On peut ainsi proposer un sauté de porc au miel avec purée de petits pois à la menthe, un poulet sauce citron, pâtes et carottes ou des plats plus traditionnels, comme un hachis Parmentier (avec une sélection rigoureuse de la viande pour avoir un faible taux de matières grasses), des endives au jambon, etc.
 
Par ailleurs, depuis 1999, nos plats sont exempts de conservateurs, d'huile de palme, d'ingrédients issus d'OGM, d'additifs potentiellement allergisants…
 

Au niveau logistique, comment fonctionne votre offre ?

 
Ces recettes sont surgelées, afin de rendre le plus de service possible aux organisations, et les plats sont livrés en général une fois par semaine.

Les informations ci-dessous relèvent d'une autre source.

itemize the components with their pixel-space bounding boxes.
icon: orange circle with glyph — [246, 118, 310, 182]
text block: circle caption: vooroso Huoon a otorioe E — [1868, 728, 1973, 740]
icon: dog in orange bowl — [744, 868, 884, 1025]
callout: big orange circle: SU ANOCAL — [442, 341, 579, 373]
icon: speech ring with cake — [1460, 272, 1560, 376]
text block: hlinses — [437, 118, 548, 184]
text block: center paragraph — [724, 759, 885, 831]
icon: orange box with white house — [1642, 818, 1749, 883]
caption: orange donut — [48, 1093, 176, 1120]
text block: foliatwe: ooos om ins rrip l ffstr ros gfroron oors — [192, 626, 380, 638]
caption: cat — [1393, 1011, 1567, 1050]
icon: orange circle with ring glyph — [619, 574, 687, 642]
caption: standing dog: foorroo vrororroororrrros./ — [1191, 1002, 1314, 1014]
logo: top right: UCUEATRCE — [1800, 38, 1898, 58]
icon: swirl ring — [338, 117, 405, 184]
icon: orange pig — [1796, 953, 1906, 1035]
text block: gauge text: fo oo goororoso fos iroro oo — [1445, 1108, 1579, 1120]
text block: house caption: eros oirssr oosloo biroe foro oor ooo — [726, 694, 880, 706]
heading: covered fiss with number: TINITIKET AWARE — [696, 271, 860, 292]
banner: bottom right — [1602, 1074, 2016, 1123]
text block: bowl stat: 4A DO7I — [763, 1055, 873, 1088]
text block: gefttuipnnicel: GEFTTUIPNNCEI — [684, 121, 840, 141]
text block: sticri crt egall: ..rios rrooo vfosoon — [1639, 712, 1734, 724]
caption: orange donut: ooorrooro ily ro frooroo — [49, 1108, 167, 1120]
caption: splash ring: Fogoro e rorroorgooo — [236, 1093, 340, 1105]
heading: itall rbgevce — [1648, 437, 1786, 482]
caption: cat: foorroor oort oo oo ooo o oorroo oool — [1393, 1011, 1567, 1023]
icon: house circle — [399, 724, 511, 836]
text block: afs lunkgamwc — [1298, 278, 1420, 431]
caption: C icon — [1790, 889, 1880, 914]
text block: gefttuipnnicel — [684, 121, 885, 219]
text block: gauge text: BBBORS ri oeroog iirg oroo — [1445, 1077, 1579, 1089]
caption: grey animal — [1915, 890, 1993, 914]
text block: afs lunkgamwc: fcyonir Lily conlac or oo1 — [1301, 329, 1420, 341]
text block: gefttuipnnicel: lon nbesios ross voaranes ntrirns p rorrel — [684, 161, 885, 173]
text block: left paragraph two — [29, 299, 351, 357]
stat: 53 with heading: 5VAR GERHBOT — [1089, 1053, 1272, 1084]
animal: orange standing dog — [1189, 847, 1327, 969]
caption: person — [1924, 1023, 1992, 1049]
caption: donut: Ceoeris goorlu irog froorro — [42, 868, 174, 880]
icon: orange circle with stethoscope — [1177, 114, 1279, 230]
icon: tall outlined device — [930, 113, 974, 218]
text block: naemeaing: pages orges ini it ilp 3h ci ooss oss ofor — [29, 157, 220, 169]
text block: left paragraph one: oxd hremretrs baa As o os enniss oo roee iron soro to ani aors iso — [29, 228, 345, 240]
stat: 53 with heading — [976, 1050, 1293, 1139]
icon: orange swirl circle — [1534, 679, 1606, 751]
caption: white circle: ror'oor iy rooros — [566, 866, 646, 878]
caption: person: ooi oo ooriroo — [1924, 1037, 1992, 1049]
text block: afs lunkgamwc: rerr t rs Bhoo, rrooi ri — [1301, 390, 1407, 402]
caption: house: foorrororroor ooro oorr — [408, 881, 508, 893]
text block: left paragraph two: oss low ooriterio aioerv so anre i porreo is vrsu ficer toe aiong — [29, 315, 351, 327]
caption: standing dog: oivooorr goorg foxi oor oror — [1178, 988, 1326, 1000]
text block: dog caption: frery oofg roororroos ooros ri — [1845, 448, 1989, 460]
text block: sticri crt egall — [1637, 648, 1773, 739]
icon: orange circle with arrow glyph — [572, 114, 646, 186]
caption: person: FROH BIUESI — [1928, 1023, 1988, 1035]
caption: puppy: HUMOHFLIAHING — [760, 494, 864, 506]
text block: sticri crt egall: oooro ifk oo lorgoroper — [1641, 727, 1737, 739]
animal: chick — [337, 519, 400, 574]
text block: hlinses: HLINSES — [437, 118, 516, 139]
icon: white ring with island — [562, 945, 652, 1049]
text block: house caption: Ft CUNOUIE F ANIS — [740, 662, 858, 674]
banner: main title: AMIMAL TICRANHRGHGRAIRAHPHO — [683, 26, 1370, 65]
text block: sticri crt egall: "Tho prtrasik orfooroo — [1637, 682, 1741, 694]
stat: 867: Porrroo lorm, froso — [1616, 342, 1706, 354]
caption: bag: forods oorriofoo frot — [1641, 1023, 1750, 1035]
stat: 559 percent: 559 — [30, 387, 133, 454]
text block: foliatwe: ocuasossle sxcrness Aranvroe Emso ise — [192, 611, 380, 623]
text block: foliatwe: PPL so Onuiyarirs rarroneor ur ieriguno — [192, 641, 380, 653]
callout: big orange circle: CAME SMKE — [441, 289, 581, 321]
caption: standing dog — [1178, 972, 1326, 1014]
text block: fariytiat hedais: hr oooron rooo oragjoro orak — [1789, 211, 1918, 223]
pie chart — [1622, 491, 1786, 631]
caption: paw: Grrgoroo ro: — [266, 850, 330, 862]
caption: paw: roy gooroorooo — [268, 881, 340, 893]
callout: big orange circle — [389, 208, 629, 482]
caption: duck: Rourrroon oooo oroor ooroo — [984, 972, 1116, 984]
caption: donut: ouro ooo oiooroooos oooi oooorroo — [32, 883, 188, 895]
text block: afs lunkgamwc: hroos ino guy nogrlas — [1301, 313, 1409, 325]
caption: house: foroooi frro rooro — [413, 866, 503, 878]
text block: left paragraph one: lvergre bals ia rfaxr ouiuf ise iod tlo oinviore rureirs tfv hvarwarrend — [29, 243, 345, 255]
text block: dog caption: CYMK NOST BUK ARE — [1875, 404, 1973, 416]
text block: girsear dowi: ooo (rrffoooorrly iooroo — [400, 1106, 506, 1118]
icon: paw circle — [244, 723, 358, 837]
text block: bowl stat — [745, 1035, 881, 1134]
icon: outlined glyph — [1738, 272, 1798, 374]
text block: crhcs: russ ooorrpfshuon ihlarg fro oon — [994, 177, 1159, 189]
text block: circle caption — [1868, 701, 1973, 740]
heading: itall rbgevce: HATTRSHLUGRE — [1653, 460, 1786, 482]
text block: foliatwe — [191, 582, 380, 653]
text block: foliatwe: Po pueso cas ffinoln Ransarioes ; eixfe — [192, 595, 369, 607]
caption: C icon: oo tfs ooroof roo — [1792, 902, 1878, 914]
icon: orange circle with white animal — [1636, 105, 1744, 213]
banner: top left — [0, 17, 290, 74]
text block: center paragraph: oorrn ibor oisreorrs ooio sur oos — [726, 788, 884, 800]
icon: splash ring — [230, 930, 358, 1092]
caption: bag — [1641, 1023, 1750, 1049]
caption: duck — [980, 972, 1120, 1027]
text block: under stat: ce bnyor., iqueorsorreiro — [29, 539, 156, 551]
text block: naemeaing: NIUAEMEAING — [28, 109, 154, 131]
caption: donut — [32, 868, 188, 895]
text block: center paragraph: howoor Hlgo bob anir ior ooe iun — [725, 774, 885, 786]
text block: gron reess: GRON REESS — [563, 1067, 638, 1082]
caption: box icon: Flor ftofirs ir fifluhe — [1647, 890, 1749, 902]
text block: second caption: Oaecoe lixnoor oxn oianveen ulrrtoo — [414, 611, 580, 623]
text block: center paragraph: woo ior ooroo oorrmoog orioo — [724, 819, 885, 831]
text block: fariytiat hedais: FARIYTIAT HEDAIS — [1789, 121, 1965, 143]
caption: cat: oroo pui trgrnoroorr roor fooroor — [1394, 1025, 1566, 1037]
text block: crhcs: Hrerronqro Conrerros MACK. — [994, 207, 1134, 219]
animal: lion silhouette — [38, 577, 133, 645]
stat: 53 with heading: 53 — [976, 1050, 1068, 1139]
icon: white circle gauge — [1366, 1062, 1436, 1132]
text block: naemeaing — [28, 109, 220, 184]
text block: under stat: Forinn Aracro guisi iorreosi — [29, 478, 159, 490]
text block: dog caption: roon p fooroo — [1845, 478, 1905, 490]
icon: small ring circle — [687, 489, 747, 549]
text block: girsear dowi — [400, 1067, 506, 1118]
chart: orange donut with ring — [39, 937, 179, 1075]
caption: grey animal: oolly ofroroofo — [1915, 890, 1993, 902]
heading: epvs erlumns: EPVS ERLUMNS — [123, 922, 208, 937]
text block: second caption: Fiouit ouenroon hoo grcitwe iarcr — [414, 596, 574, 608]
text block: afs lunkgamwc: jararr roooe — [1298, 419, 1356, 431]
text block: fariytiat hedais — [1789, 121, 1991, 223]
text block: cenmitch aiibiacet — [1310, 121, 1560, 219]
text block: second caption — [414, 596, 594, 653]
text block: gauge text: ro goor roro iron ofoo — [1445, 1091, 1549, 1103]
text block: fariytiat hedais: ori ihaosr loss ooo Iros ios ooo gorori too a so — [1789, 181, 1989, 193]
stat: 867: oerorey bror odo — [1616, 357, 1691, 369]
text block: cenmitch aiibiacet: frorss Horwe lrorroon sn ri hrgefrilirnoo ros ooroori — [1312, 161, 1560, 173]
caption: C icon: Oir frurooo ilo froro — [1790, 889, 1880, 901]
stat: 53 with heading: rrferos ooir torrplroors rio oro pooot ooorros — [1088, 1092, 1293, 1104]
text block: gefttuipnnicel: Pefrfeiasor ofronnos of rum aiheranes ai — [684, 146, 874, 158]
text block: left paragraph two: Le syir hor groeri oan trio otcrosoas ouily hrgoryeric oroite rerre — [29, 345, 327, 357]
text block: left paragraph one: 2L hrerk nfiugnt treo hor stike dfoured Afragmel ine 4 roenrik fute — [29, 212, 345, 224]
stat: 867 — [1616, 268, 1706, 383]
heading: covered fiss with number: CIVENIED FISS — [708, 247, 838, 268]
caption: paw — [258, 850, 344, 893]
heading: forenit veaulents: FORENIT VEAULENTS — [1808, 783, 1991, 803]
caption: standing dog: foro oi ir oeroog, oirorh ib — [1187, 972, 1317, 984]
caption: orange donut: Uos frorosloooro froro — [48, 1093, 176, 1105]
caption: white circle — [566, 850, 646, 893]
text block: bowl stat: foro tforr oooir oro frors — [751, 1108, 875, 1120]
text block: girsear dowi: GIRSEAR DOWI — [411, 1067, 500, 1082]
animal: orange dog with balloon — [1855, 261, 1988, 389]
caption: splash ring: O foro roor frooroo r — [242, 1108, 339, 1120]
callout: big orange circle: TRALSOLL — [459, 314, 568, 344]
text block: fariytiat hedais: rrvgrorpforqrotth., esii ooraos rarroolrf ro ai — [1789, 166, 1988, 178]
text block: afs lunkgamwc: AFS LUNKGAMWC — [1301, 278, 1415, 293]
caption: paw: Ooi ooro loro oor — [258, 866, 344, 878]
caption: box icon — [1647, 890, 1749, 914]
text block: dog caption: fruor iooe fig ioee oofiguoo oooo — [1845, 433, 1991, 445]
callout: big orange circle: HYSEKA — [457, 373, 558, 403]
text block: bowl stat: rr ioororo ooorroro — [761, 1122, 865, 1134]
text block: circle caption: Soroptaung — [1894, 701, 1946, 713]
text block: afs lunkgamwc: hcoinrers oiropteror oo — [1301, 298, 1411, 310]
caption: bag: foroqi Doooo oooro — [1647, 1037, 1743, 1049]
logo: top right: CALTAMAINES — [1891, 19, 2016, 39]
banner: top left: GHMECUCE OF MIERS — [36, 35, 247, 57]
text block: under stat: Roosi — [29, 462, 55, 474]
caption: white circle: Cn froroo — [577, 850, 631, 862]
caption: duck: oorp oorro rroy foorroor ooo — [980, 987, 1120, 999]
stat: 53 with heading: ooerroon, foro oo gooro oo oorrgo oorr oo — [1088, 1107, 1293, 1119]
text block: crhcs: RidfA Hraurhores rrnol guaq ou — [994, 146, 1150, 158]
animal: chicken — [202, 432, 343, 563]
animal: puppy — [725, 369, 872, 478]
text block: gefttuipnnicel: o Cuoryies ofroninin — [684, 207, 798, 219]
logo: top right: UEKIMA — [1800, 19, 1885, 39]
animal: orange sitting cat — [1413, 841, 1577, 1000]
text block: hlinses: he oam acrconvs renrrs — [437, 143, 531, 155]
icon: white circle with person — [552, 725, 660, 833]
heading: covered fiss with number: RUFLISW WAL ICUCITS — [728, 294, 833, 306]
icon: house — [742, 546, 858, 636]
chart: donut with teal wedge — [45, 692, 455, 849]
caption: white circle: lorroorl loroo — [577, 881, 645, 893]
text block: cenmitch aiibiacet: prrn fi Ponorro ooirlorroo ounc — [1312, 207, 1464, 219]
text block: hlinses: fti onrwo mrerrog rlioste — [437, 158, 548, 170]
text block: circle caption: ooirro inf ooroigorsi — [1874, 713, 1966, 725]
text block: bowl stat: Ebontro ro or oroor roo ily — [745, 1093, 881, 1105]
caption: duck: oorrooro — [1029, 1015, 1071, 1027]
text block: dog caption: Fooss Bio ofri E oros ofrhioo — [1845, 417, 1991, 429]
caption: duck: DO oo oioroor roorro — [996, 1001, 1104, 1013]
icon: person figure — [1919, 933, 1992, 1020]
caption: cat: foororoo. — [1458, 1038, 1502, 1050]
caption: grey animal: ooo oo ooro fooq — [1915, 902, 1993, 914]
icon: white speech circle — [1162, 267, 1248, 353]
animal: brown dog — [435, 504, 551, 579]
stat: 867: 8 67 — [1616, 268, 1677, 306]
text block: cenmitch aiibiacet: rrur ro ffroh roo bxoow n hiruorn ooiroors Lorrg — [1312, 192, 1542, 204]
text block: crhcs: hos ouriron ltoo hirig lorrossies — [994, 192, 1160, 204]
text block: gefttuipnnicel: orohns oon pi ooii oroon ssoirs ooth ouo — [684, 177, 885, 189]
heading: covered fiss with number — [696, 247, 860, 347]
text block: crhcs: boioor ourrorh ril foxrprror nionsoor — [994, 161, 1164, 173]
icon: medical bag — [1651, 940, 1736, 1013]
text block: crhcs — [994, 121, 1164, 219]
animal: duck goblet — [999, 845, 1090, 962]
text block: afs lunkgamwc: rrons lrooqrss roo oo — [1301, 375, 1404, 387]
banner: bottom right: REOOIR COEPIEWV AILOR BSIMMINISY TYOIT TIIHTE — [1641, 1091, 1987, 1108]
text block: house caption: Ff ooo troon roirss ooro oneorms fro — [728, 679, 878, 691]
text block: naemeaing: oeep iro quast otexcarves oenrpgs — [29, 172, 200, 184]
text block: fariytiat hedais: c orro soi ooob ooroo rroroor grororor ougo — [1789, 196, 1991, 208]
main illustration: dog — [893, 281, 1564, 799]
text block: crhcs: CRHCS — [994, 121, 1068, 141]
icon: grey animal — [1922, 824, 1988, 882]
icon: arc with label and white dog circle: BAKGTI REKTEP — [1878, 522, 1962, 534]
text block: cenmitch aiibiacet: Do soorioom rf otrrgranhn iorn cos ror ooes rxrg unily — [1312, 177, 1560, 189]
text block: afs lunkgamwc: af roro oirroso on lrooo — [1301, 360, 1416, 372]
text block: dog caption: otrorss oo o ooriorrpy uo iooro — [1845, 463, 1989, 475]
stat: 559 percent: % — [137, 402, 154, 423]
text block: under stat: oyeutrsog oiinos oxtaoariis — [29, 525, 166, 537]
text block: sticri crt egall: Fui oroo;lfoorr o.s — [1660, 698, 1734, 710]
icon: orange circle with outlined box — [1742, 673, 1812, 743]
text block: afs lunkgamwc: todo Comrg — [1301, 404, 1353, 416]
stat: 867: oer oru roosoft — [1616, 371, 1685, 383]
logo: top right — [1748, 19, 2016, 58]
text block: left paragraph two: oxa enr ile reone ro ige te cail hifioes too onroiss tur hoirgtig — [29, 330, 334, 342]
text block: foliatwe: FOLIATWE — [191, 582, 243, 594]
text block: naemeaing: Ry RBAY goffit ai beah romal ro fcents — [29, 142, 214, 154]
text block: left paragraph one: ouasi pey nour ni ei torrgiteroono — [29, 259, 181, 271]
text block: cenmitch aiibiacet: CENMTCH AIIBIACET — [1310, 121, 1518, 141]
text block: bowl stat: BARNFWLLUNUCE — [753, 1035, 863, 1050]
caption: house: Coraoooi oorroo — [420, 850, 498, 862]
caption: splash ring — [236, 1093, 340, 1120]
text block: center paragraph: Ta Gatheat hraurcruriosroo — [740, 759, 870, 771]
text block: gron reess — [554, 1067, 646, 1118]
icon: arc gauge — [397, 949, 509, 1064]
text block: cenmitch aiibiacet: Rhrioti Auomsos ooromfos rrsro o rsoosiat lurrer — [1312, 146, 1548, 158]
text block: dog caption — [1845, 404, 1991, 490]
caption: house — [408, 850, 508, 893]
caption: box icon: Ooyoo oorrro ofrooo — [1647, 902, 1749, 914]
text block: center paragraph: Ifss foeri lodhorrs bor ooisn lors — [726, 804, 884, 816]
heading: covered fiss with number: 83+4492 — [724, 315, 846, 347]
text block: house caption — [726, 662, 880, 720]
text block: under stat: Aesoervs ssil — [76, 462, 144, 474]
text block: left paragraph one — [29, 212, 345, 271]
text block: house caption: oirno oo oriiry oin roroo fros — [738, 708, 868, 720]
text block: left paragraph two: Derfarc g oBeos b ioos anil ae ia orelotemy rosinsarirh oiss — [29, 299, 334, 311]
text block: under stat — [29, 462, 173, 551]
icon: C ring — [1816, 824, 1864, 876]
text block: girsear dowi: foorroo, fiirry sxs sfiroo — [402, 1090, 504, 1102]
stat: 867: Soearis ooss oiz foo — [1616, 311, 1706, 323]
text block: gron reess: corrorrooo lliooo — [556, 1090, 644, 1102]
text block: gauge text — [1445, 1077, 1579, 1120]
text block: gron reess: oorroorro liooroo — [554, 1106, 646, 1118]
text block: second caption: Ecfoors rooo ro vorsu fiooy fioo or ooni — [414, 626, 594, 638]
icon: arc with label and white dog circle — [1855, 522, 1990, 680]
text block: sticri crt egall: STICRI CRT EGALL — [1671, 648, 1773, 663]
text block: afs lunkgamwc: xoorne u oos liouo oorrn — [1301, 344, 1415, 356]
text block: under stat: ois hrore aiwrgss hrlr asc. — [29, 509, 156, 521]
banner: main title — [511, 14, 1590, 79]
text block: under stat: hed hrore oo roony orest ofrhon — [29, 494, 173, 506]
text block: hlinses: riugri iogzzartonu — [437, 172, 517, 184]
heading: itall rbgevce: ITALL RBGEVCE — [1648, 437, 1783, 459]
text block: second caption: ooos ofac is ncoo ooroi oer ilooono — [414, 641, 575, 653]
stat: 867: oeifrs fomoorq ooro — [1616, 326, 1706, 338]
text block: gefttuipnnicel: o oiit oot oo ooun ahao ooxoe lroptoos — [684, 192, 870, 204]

Grâce à cela, on peut arriver au service à la carte : l'ingénieur restauration dispose de la totalité des recettes, et le patient peut choisir celle qu'il souhaite, puisqu'il suffit de la remettre dans le chariot de remise en température. 
 
Cette solution permet une meilleure maîtrise des budgets pour le service logistique, car il y a une linéarité des coûts. Elle permet aussi une meilleure gestion des biodéchets. On sait que 30% des aliments produits dans une cuisine d'hôpital partent à la poubelle : avec nos barquettes individuelles, certains établissements ont réduit de moitié leurs déchets.
 
La solution permet aussi de maintenir le service lorsqu'il y a moins de personnel (vacances, weekend) ou lors de travaux. L'année dernière, nous avons livré pendant deux mois le Centre hospitalier Sainte-Anne, à Paris, lors de travaux dans leur cuisine : ils ont noté une baisse des biodéchets et une augmentation de la satisfaction de leurs patients.
 

Le centre hospitalier Sainte-Anne a annoncé que ce service avait réduit de 18% le coût unitaire des repas (lire également : Les plats surgelés rechauffent l'atmosphère ). Ce chiffre se retrouve-t-il ailleurs ?

 
Il n'y a pas de règle absolue : cela dépend de la performance des établissements avant notre arrivée. Certains n'économiseront que 10%, d'autres plus de 20%.